Une mission pour la Francophonie
Si la Francophonie est, et doit continuer d’être, un vecteur de fraternité au-delà des frontières grâce aux actions culturelles, cela ne suffit plus et, à vrai dire, n’a jamais suffi, la culture représentant la toiture d’une maison aux murs économiques fragiles et aux fondations militaires et régaliennes chaotiques. L’Organisation internationale de la Francophonie doit devenir un organe de partenariat économique et militaire. Une telle union – régie par la règle de la majorité des deux tiers sans possibilité de véto – permettrait d’en finir avec le terrorisme avec lequel, contrairement à ce que disait Manuel Valls, il est hors de question de s’habituer à vivre ; avec les subventions au gigantisme des exploitations agricoles, condamnées à l’exportation pour écouler les stocks, qui favorisent l’agriculture des pays du Nord au point que le poulet surgelé français est moins cher que le poulet africain sur les étals des marchés sénégalais ; avec les délocalisations vers les pays qui pratiquent le dumping salarial et écologique. Madagascar a mieux à faire que fournir pour 17 euros par mois les petites mains serviles qui font la fortune de Petit Bateau, Kookaï, Somewhere, Celio, H & M ou Gap.
L’heure est venue d’en finir avec l’imposture humanitaire où la France distribue des sacs de riz pendant que les revenus du pétrole sont rapatriés à Paris. Le vrai racisme, le vrai colonialisme drapé de charité résident dans l’idée selon laquelle les termes de l’échange seraient immuables, que le Sud vendrait des broutilles tandis que le Nord accaparerait les denrées à forte valeur ajoutée ; dans le fait de condamner le Sud aux petites besognes tandis que le Nord s’affaire autour des gisements miniers.
Pour que la France puisse se targuer d’une vraie politique de développement en Afrique, les entreprises françaises doivent garantir l’« autochtonisation des ressources » : 50 % des bénéfices réinvestis directement dans le pays d’accueil pour financer les services publics – santé, éducation, justice, police – et les infrastructures vitales. Il faut sortir de l’hypocrisie humanitaire pour permettre aux pays du Sud d’accéder à l’autonomie.
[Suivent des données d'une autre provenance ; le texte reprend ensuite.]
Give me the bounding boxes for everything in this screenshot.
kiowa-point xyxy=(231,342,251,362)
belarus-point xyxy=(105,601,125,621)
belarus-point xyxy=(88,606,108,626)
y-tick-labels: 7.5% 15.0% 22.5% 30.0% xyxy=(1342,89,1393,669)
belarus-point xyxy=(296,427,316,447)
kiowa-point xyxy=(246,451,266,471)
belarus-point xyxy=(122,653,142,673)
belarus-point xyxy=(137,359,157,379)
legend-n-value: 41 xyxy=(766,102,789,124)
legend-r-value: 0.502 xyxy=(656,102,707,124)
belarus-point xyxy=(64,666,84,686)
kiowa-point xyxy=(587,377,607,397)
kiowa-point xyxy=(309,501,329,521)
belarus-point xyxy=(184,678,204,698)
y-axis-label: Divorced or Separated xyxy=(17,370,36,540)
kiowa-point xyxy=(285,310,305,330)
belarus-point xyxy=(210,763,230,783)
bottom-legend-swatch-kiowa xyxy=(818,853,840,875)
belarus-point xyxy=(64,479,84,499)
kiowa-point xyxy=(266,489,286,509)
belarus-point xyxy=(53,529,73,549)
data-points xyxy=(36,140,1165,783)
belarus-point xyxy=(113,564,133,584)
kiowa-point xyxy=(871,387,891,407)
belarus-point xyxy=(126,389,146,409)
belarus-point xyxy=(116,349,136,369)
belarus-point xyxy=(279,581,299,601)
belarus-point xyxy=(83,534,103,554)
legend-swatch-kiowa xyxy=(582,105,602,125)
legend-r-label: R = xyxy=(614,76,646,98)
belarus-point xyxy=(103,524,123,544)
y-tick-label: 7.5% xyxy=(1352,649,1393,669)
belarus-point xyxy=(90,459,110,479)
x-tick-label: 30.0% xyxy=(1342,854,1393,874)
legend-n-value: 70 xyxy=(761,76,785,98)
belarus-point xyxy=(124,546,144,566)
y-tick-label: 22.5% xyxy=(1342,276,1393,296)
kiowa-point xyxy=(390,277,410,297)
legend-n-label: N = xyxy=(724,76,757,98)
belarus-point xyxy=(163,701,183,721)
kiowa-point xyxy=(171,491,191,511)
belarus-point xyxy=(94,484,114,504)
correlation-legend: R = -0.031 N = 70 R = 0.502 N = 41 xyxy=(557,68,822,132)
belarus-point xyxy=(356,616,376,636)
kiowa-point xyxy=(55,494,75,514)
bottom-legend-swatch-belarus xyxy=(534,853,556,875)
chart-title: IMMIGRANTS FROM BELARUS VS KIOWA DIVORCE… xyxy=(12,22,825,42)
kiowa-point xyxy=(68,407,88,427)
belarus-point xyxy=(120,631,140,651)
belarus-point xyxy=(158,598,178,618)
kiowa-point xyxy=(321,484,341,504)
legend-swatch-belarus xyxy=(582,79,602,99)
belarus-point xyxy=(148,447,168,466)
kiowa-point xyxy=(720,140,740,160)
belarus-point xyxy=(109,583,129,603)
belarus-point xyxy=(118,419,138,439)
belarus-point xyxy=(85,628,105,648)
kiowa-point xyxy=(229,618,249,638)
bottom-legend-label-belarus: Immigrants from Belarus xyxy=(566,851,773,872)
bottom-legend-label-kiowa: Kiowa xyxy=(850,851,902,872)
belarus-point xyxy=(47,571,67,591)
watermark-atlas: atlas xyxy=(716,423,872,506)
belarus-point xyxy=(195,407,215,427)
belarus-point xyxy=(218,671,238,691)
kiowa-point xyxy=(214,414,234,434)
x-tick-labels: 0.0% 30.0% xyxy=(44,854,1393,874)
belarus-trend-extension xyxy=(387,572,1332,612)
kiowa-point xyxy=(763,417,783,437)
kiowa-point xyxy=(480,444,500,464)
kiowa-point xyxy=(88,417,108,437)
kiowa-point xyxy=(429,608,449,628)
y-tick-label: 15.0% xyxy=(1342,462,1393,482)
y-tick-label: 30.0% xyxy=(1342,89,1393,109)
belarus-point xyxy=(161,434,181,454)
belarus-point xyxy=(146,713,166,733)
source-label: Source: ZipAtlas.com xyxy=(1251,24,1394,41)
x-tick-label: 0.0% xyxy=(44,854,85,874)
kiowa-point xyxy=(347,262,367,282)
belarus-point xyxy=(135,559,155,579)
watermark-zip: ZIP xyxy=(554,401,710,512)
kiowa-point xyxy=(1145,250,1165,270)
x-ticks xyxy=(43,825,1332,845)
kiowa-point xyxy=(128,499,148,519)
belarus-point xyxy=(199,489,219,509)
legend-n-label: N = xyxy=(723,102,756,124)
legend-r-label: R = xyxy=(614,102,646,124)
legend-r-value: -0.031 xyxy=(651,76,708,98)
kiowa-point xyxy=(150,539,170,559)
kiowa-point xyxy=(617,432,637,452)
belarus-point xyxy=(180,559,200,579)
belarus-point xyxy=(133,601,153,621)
Faut-il rappeler, enfin, que ces propositions ne seront jamais légitimes si, en France, nous n’appliquons pas à nous-mêmes les préceptes vertueux de justice sociale et d’économie écologique, locale et solidaire. Nous ne pouvons pas inviter nos frères francophones à intégrer une union de liberté choisie si nous restons pieds et poings liés par le traité de Lisbonne, l’UE et l’OTAN. Aussi, le chemin que nous leur proposons d’emprunter est-il aussi le nôtre.